DOLLAR-DENOMIANTED DEBT POSTED ANOTHER NEGATIVE SESSION, DECLINING BY 0,8%. Losses reached up to 1,3% in the long end under foreign law. Following this performance, country risk increased again, reaching 545 bps. Meanwhile, Bopreal bonds declined by 0,9%.
THE OFFICIAL EXCHANGE RATE MOVED HIGHER, AFTER THREE CONSECUTIVE SESSIONS OF DECLINES, RISING BY 0,7%. As a result, it closed at $1.377,1 and now stands 16,3% below the upper band. Financial dollar rates also increased, with the MEP up 0,5% and the CCL up 0,3%, closing at $1.399,6 and $1.443,4, respectively. Meanwhile, the BCRA continued purchasing foreign currency in the official market, albeit at a slower pace, acquiring USD 48 M during the session. This brought February’s net purchases to USD 1.398 M, while the year-to-date total amounts to USD 2.556 M. In this context, gross international reserves rose by USD 28 M, closing at USD 46.662 M.

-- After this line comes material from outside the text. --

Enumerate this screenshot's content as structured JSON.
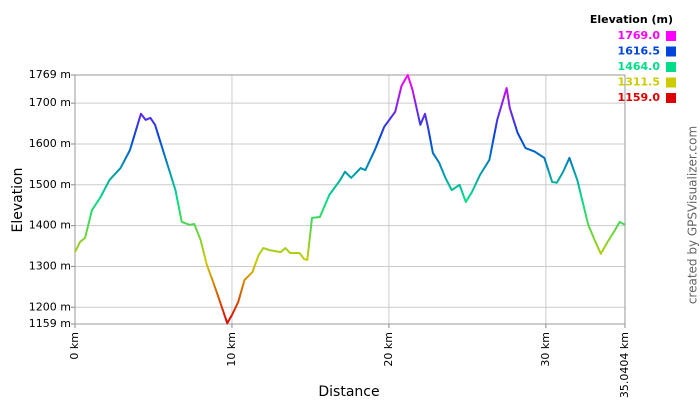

THE MERVAL POSTED A REBOUND OF 1.8% IN PESOS AND 1.5% IN CCL DOLLAR TERMS, CLOSING AT USD 1,948. At the sector level, gains were driven by banks and utilities, with stocks such as BBVA, Edenor, and Banco Macro rising between 2.9% and 5.0%. Meanwhile, the materials sector offset part of the advance, as Holcim and Aluar fell 6.9% and 4.9%, respectively. Argentine shares listed in New York rose 1.7% on average, led by BBVA, Edenor, and Bioceres, which posted gains ranging from 3.4% to 4.5%.